埋もれた歴史 ジェンダー視点で光 平井和子さん新著「占領下の女性たち」
23年11月10日
多様な暴力 支配の構造に迫る
広島市出身の女性史研究者平井和子さん(68)=静岡県=が、敗戦後の日本や旧満州(中国東北部)で、「性の防波堤」として米兵やソ連兵に差し出された女性に光を当て、「占領下の女性たち」(写真・岩波書店)にまとめた。ジェンダーの視点から膨大な資料を掘り起こし、占領下の多様な暴力の実態や構造を浮かび上がらせた労作だ。(森田裕美)
「一般婦女子を守るため」として、日本各地に設けられた占領軍向けの「慰安所」や旧満州でのソ連兵への「性接待」。敗戦国の女性が直面した性暴力の事実はかねて一部に語られてきたものの、長く歴史の暗部に埋もれてきた。
平井さんは本書で、こうした「性の防波堤」が、日本本土と旧満州でほぼ同時期に同じ発想で形成され、展開されたことに着目。公的な記録に加え、手記や手紙といった個人資料を読み込み、検証している。「戦勝国に女性を差し出した行為を、性暴力として捉え直したかった」と話す。
最初に示すのは、当時の日本政府が敗戦後間もなく、占領軍を先回りするように用意した「特殊慰安施設協会(RAA)」や「慰安所」の成り立ちだ。RAA幹部らはまず性売買経験者らを説き伏せ、足りない分は生活苦にあえぐ女性を募集。警察や業者らとも協働して各地に設けた。
その実情を、平井さんは個々の女性の「声」から明らかにしていく。占領軍の検閲記録に残された私信などを頼りに、米兵の相手をさせられた女性の言葉を丁寧に拾い集め、心情にも迫る。
立場の弱い一部の女性が「差し出される」構造は旧満州でも同じだった。平井さんは元関東軍兵士や満蒙(まんもう)開拓団員の手記、証言集などを調査。居留地の日本人会や開拓団のリーダーらが妻や娘の命を守る代償として、旧ソ連兵への「性接待」に性売買経験者の女性を説得したケースをはじめ多様な事例を紹介する。
引揚げ時の性暴力被害は他者による見聞が多く、本人証言がほぼないとされてきたが、平井さんは当事者の言葉も見つけ出し書き留めている。
彼女たちが占領者だけでなく、被占領者である日本の男性からも二重に支配を受けていた実態や、共同体の中での差別構造も見えてくる。

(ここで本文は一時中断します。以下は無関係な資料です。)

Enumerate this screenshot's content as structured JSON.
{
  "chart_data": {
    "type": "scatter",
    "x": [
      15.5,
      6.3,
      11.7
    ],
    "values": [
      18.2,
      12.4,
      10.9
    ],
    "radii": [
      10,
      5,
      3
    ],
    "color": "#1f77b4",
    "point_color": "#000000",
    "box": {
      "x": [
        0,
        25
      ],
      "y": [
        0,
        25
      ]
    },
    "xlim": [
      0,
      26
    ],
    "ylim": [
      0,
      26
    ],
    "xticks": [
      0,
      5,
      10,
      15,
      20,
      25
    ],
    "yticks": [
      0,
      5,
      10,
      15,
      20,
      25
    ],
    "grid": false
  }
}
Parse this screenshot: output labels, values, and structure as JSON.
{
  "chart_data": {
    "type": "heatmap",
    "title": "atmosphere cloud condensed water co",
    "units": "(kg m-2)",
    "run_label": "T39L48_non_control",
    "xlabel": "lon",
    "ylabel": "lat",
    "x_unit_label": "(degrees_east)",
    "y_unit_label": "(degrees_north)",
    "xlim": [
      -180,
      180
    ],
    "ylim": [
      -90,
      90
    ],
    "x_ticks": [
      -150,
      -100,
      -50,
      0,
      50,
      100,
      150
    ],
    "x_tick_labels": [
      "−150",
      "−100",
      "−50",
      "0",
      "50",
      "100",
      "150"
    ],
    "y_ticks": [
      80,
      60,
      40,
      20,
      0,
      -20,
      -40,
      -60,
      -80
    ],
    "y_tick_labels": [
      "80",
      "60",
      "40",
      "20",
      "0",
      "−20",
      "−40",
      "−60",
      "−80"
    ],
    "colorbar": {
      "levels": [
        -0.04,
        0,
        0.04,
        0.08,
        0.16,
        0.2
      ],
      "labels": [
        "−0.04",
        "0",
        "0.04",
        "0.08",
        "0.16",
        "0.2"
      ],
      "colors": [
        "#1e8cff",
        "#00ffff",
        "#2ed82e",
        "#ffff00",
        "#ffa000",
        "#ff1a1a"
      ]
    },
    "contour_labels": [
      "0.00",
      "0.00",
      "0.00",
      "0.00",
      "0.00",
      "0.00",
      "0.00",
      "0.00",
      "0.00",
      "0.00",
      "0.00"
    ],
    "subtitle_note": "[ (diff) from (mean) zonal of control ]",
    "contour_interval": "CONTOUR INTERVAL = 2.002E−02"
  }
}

米軍基地の町で「貸席屋」の子どもとして育った男性からの聞き取りも興味深い。彼が描いた絵や証言からは、当時パンパン、オンリーなどと呼ばれた占領軍兵士と親密な関係になった女性の主体的な営為が見える。力関係に圧倒的な差があるなかで、強制か合意かという二者択一では語れない性暴力のグラデーションや輻輳(ふくそう)性も浮き彫りにする。
本書全体に貫かれているのは、敗戦や被占領といった国家や共同体の危機に、男性リーダーたちが取った手段への疑義である。平井さんは「軍事国家を支えた家父長的なジェンダー観や貞操を女の価値とする認識」の下で、「女性を守るべき者と差し出す者に二分して支配した」と批判する。
「差し出された」女性は「尊い犠牲」とまつりあげられながらさげすまれ、戦後沈黙を強いられた。彼女らへの性暴力は問題化されず「なかったこと」にされてきた。
「戦後史の中に居場所を与えられていない女性たちの生きた証しを残したい」と平井さん。「国家や軍が体制を守るため彼女たちを盾にした歴史的経験を私たちは忘れてはならない」と訴える。